The boy went to the castle and said very little, but the fox explained it was his great concerns that kept him quiet.

Then the fox took a third basket of pears and arranged for the wedding. Once they were married, the king and princess set out with the boy. The fox told a shepherd for an ogre that if he told the men that the sheep belonged to an ogre, the men would kill the sheep, and the ogre would kill him; he should say they belonged to Count Piro. It did the same with a pigherd and a horseherd. The king was impressed by the wealth.

At the ogre's castle, the fox told the ogre and ogress that the king had sent men to kill them, and it was best to hide in the oven until they passed.

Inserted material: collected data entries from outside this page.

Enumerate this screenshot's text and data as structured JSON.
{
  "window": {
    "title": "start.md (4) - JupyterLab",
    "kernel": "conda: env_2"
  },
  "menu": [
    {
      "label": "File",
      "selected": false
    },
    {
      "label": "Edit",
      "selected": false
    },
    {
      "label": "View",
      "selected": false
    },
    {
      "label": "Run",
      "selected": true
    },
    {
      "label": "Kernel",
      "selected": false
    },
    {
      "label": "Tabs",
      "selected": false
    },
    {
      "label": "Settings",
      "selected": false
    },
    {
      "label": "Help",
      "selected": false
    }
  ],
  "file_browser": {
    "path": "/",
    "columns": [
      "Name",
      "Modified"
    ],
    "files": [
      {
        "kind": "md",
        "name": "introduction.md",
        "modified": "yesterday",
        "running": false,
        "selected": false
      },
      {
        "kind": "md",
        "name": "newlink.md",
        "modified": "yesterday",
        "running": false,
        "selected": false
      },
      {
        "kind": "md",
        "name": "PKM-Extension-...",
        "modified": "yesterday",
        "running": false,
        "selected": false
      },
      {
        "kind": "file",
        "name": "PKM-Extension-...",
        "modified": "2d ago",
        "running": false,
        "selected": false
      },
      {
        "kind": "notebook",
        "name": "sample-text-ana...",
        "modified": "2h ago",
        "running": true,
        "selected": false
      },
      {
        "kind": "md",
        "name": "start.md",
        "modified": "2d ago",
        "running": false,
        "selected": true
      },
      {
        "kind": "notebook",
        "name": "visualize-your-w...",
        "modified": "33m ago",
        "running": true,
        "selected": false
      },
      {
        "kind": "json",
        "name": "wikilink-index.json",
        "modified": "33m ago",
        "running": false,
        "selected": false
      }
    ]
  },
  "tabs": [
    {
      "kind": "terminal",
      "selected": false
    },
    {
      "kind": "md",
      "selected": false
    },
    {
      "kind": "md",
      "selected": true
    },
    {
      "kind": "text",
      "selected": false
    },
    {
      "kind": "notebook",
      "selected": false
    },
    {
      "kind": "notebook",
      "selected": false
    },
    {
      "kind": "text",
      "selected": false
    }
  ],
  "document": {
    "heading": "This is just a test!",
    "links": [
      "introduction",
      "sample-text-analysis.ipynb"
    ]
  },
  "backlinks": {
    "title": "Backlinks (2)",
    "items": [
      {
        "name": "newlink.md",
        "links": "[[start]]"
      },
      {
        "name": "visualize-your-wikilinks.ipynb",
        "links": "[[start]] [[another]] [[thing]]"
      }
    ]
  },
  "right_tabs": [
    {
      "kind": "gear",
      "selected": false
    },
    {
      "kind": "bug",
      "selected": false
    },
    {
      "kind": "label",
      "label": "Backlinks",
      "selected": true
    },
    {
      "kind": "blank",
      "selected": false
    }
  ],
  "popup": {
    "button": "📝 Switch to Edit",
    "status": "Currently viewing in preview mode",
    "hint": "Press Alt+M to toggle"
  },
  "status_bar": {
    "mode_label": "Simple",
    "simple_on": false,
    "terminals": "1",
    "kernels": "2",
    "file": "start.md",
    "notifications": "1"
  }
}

It trapped them in, and after the princess and her bridegroom were abed, the fox burned the ogre and ogress to death.

The beggar boy lived out his life in wealth and prosperity, and when the fox died, he held him a proper funeral.

==Theater==
The Fox & Beggar Theater is a circus troop based in Asheville, NC. They have mentioned this story as inspiration for the troop, citing the fox's wild creativity and the boy's kind heart as the perfect pairing to achieve incredible goals.